Gemini Outrageously Opposes Genesis’ Chapter 11 Bankruptcy Plan
- Gemini and others challenge Genesis’ bankruptcy plan, citing unclear terms and inadequate guarantees.
- DCG’s preliminary deal with Genesis aims to settle creditors’ claims, potentially offering 70%–90% recovery for unsecured creditors.
- Struggling post-FTX collapse, Genesis holds $630 million in unsecured loans and a $1.1 billion promissory note.
Gemini, along with two other creditor groups, has expressed opposition to the bankruptcy resolution proposal put forth by Genesis, a crypto lender currently undergoing Chapter 11 proceedings.
The objection centers on the lack of comprehensive details and assurances for prominent debtors within Genesis’ plan.
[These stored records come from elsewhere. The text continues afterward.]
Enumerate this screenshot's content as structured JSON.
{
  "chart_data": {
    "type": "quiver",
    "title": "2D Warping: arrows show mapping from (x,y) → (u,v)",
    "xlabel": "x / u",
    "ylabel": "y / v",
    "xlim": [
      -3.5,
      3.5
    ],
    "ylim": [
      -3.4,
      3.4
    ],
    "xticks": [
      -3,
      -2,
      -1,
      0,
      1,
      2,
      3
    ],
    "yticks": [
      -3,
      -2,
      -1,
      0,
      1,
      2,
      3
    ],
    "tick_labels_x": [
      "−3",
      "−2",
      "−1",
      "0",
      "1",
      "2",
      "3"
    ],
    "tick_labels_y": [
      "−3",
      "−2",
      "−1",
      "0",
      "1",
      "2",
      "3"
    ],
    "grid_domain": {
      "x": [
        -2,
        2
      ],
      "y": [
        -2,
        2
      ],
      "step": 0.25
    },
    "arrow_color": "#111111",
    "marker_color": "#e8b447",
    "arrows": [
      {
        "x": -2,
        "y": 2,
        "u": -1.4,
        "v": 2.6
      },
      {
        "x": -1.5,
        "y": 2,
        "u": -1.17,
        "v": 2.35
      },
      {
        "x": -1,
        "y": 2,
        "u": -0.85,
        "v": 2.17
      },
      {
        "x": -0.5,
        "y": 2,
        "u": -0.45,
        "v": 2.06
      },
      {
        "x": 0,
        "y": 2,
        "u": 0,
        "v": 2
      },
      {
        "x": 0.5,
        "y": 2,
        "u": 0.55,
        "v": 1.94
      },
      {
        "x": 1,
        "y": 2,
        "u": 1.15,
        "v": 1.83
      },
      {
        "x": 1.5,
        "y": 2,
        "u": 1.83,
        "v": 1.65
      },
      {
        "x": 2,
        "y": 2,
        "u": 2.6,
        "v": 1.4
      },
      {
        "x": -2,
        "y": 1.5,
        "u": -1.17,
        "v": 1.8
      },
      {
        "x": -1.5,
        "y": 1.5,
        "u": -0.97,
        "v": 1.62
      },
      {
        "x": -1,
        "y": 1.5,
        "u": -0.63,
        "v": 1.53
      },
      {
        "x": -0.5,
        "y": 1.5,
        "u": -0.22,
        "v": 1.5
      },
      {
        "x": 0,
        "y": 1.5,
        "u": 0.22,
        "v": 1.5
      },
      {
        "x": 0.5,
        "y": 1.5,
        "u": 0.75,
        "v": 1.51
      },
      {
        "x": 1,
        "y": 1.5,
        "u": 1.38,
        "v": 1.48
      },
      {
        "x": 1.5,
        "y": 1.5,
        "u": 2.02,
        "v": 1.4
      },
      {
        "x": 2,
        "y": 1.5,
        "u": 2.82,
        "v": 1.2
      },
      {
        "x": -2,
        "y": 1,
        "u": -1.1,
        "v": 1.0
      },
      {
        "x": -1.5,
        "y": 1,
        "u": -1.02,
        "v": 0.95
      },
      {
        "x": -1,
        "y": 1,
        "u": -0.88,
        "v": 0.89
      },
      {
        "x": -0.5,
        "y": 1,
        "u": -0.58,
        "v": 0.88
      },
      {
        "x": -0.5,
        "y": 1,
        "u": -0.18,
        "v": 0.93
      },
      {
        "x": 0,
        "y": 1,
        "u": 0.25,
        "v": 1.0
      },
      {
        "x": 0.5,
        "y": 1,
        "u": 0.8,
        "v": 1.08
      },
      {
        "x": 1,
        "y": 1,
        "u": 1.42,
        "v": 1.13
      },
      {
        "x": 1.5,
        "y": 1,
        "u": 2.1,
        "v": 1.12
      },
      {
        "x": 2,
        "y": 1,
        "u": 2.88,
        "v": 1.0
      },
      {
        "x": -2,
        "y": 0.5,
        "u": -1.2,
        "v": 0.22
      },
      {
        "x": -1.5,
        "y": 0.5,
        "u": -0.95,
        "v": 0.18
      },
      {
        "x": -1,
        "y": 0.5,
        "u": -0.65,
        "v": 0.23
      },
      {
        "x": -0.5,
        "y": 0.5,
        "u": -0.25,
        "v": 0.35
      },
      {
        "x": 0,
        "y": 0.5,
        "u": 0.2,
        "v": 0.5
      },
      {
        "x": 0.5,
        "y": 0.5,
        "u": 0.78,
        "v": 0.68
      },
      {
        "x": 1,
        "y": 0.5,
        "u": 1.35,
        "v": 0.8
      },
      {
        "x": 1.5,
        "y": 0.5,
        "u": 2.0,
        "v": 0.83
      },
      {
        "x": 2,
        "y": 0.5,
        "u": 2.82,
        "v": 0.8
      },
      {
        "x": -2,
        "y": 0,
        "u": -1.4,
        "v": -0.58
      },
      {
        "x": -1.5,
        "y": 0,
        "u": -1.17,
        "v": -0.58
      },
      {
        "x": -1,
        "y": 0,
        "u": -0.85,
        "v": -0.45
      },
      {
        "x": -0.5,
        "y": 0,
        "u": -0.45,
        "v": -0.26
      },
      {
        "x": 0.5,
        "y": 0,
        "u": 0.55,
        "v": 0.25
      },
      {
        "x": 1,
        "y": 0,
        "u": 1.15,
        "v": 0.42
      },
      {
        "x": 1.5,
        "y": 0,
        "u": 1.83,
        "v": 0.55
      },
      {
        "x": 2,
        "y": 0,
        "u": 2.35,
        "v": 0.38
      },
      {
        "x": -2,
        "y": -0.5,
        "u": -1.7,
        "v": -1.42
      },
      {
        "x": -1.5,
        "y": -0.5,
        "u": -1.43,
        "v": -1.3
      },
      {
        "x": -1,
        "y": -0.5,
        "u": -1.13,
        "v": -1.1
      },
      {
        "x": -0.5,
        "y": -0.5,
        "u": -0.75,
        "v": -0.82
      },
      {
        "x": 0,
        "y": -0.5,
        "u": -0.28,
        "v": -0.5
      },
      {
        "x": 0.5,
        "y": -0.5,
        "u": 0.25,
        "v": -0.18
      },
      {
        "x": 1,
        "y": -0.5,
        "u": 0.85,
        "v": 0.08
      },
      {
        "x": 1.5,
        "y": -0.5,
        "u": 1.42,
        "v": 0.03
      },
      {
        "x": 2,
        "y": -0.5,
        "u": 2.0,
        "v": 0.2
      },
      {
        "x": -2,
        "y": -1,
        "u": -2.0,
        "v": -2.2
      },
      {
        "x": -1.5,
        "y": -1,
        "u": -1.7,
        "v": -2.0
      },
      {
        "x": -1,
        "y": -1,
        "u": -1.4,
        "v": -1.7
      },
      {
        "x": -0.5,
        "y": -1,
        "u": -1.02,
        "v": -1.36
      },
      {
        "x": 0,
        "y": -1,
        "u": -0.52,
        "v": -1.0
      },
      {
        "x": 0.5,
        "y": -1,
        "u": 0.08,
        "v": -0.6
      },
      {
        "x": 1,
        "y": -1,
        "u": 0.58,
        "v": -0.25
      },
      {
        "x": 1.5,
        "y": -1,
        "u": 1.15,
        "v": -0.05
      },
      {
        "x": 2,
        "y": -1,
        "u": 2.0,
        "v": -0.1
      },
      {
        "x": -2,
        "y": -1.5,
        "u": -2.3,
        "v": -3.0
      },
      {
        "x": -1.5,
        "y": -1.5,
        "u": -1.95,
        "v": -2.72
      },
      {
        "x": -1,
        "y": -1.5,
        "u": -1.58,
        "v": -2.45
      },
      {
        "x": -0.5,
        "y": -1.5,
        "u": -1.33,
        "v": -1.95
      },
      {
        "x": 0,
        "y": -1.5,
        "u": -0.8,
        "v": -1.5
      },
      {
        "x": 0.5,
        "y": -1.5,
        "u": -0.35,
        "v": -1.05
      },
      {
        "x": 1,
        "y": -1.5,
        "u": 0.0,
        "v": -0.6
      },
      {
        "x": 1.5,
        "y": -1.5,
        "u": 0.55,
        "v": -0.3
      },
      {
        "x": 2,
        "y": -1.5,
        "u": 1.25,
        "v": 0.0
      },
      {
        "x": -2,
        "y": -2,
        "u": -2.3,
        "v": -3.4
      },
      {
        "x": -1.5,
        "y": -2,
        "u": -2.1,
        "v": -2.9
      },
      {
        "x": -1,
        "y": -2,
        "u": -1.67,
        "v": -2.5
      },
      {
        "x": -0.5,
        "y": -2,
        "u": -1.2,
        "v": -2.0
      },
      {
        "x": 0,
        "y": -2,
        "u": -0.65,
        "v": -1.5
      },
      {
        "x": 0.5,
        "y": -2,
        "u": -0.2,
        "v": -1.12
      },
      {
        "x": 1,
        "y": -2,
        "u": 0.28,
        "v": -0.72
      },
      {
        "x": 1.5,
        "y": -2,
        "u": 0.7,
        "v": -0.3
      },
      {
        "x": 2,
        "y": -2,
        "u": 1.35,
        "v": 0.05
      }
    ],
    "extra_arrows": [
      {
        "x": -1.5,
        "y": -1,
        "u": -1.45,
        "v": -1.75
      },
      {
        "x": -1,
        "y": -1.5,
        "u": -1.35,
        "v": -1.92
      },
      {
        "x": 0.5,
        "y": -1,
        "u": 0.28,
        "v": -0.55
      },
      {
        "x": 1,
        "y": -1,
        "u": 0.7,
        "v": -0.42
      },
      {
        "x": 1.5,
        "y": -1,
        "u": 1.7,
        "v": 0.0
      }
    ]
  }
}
Similar concerns have been raised by two additional specialized creditor factions.
In a recent filing, Gemini’s legal representatives underscored that the proposed resolution lacked substantial specifics despite being labeled an “agreement in principle” between Genesis, the Commission, and Digital Currency Group (DCG).
The ongoing commitment to address DCG claims through mediation extensions, hearing postponements, and bid deadline extensions has raised questions about the execution of these pledges.
DCG had previously reached a preliminary agreement with the creditors of Genesis. Genesis had filed for Chapter 11 earlier this year following a liquidity crisis attributed to the downfall of crypto exchange FTX.
According to Genesis’ parent company, DCG, the crypto lender grapples with liabilities totaling $630 million in unsecured loans, coupled with a $1.1 billion unsecured promissory note due in 2032.
The proposed in-principle deal envisions DCG orchestrating fresh debt facilities and a repayment arrangement, including a $328.8 million first-lien facility with a 2-year maturity and an $830 million second-lien facility with a 7-year maturity.
DCG’s strategy outlines four installment payments totaling $275 million to creditors, aiming to yield returns ranging between 70% and 90% for unsecured creditors in U.S. dollars, with an anticipated recovery spectrum of 65% to 90% based on the digital asset denomination.